In a report published Sunday, the Bank for International Settlements said a recent survey of households in 29 advanced and emerging-market economies found that expected inflation is “significantly higher” than the current pace of price increases.

The BIS, which is owned by most of the world’s leading central banks, said the fragmentation of the global economy as tariffs rise could lead to a new breakdown in the supply of goods.

“As the pandemic-era inflation experience made clear, disrupting supply chains could once more lead to upside surprises in inflation,” it warned. “Such a jolt to inflation could rekindle inflation expectations that remain sensitive after the Covid-19-related inflation experience.”
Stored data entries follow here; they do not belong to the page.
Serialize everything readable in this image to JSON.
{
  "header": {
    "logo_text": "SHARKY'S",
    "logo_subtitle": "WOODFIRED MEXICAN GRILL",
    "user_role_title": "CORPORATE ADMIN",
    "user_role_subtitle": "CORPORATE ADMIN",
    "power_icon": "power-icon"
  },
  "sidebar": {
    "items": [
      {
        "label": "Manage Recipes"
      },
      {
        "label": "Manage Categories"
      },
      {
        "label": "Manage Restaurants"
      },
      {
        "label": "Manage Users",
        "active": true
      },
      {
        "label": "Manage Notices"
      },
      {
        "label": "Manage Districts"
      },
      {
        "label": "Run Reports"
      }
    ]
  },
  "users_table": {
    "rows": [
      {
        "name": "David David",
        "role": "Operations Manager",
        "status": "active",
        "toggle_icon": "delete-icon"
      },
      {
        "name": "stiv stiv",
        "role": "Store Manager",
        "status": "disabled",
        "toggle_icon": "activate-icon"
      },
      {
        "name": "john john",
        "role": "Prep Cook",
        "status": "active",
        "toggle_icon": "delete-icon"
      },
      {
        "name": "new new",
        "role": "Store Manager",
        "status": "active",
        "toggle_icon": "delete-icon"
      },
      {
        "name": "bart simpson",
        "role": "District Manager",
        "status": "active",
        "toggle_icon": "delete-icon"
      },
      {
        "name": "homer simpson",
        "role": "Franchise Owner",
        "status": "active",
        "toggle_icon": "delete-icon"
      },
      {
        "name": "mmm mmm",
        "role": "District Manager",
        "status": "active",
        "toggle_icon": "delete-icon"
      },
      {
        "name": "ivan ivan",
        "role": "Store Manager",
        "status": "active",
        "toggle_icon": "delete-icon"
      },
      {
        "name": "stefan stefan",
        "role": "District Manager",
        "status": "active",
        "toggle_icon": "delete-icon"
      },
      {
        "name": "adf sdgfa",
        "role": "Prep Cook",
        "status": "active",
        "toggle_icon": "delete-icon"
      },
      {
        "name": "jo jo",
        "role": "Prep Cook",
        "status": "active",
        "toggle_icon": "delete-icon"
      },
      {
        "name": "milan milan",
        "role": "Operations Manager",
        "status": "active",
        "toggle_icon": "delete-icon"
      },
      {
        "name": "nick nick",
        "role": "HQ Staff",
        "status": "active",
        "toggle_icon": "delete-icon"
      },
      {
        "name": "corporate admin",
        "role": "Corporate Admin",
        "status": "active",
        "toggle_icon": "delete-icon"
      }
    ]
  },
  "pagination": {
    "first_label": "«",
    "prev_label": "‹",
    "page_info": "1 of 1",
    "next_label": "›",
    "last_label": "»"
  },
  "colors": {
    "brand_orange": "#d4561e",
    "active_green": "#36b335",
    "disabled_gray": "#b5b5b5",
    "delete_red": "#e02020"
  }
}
By responding “forcefully” to future shifts in inflation, central bankers hope to reassure households and businesses that they won’t experience a repeat of the postpandemic surge.

In the immediate future, the ECB faces a potential jump in energy prices if the conflict in the Middle East intensifies. In the U.S., the Federal Reserve worries that prices might rise as a result of higher tariffs.

“The [Federal Open Market Committee]’s obligation is to keep longer-term inflation expectations well anchored and to prevent a one-time increase in the price level from becoming an ongoing inflation problem,” Fed Chair Jerome Powell last week told the House Financial Services Committee.